I know I sound crazy. I very seldom think this way, but when I do my mind sure does wander. And it wanders far, to places I didn't know existed in my mind. Then I come to a real solemn place. I am a wife, I love my husband. I am a mom, I love my kids. That is why I am a wife and mother. HF placed my husband and these kids into my care because He knew me. He knew I would be able to care for His children. He trusted me and that was all that mattered.
That is why I'm a 27 year old wife and mother of 2 children.

4 comments:

*Katie May* said...

my thoughts exactly!

Jess said...

Thats funny that you write a blog about how you dont realize how old you are. I was just doing that the other day! I remember back when we worked at PB&C together and I was 18. Now I'm 24 and I'm a GM at PB&C. I still remember when you told me on Halloween that you were pregnant.

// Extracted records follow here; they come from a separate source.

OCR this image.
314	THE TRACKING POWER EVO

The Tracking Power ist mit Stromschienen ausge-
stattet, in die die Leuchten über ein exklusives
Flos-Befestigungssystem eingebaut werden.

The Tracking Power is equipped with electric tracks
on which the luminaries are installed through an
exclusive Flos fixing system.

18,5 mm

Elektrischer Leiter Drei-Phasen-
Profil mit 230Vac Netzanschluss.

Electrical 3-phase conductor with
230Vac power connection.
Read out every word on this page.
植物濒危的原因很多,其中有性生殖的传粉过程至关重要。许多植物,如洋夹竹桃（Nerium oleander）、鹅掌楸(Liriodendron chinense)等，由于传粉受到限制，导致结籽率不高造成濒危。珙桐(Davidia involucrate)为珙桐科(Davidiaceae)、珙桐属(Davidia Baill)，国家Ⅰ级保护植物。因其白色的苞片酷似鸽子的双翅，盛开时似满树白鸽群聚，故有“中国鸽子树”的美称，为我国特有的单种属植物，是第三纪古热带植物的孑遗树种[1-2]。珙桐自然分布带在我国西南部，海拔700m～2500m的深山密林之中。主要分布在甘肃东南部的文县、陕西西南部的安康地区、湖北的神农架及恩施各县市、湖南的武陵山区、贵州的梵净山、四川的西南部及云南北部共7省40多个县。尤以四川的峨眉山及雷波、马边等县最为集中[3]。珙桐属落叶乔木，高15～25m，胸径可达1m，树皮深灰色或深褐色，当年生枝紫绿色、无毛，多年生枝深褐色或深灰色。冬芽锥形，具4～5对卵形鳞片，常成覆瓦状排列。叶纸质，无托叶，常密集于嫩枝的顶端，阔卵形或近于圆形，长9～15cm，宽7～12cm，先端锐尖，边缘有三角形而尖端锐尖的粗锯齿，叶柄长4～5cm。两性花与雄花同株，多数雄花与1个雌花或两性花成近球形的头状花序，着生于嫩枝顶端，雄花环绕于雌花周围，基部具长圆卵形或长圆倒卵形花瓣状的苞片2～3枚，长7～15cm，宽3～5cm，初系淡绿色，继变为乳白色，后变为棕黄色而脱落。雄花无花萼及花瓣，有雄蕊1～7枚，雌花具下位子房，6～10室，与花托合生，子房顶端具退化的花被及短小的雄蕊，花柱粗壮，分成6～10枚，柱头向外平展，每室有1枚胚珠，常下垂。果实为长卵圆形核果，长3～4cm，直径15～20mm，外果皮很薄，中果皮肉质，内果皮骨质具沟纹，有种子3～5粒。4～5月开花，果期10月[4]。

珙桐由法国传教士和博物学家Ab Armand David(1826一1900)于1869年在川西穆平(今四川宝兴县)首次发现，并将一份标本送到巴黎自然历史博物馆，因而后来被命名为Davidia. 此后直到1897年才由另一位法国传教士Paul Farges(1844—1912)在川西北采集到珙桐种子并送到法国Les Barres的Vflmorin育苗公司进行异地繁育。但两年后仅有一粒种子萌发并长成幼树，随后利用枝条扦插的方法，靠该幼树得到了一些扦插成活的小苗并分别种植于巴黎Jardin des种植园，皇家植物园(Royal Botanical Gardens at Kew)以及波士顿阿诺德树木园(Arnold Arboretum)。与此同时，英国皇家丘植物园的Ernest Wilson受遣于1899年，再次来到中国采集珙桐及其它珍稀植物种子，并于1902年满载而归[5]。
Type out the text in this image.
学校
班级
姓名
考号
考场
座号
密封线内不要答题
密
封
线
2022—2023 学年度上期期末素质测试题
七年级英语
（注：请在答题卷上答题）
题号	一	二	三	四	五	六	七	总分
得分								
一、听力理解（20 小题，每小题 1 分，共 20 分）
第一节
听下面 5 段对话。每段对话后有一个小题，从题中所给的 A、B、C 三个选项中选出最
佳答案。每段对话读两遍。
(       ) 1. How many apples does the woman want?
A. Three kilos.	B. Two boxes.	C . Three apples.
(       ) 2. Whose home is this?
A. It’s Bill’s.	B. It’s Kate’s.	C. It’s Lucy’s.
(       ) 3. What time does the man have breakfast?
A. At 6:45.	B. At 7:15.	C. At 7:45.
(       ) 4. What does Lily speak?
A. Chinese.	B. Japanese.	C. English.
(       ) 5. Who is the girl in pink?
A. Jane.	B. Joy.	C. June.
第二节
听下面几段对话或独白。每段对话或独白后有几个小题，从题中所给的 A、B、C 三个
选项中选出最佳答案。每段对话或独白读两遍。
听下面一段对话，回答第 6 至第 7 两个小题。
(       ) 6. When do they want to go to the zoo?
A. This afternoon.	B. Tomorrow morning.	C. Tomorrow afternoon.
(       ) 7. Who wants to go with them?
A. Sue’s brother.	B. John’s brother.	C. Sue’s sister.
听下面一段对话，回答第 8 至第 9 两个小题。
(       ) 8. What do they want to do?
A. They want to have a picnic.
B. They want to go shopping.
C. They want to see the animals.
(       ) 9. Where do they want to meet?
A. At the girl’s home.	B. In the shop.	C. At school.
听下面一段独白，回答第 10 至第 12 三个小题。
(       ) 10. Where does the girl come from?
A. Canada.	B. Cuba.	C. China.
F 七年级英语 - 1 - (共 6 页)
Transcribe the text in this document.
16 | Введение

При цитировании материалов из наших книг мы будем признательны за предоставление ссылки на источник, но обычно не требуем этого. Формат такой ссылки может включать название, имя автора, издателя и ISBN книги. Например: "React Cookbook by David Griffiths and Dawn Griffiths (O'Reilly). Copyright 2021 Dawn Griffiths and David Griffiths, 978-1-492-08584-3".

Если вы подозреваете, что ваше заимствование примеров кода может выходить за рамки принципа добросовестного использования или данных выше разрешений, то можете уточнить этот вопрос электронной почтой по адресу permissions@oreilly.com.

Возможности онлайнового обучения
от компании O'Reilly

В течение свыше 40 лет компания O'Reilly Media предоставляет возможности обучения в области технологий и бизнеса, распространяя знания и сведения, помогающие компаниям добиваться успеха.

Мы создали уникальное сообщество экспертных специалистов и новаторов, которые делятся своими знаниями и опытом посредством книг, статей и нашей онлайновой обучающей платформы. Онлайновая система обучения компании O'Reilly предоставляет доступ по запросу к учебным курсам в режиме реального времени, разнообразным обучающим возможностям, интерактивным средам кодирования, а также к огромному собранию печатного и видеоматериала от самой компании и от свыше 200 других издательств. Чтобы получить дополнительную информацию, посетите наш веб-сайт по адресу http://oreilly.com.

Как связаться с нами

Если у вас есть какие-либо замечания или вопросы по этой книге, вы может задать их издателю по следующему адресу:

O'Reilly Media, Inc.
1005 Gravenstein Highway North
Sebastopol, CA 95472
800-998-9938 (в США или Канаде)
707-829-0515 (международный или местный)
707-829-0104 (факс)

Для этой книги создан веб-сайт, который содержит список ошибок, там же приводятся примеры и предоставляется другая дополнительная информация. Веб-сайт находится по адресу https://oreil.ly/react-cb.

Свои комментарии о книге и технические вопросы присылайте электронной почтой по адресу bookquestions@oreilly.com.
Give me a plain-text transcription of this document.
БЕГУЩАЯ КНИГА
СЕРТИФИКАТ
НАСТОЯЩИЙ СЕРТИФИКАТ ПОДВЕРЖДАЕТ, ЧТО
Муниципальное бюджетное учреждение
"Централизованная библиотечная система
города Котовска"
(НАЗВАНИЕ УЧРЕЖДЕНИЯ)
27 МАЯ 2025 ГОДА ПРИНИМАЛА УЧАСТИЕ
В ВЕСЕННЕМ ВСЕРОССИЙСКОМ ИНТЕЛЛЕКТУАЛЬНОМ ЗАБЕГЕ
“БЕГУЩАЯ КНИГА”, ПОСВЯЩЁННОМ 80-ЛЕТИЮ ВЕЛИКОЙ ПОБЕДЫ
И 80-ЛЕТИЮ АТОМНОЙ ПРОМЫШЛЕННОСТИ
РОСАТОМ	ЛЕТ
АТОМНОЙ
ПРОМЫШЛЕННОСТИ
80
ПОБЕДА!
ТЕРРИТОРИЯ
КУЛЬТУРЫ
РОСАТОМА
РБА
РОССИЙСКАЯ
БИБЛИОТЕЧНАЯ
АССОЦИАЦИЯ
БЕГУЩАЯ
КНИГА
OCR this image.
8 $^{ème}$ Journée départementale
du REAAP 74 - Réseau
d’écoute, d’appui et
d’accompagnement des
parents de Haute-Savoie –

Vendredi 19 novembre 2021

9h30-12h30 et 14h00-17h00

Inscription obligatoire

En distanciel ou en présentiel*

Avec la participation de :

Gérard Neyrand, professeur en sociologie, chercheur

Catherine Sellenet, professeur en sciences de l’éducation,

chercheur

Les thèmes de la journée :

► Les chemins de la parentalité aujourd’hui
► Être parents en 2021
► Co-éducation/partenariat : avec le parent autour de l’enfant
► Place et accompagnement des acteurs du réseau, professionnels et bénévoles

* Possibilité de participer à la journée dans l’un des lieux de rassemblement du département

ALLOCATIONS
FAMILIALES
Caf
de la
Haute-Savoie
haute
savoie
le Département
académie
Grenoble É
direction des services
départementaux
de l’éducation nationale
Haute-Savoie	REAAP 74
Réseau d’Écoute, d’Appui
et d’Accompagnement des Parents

Okay enough memories, I'm depressing myself!

Sar said...

Kasey, I was reading your blog and almost got a little teary-eyed! It was really poetic and it's just how I feel about my life right now too! Thanks for putting it into such beautiful words! (Okay, now I really do sound like an old 27, oops, 26 year old!)

Kasey said...

I was beginning to think I was CRAZY! Glad I'm not the only one who feels like this! Thanks guys!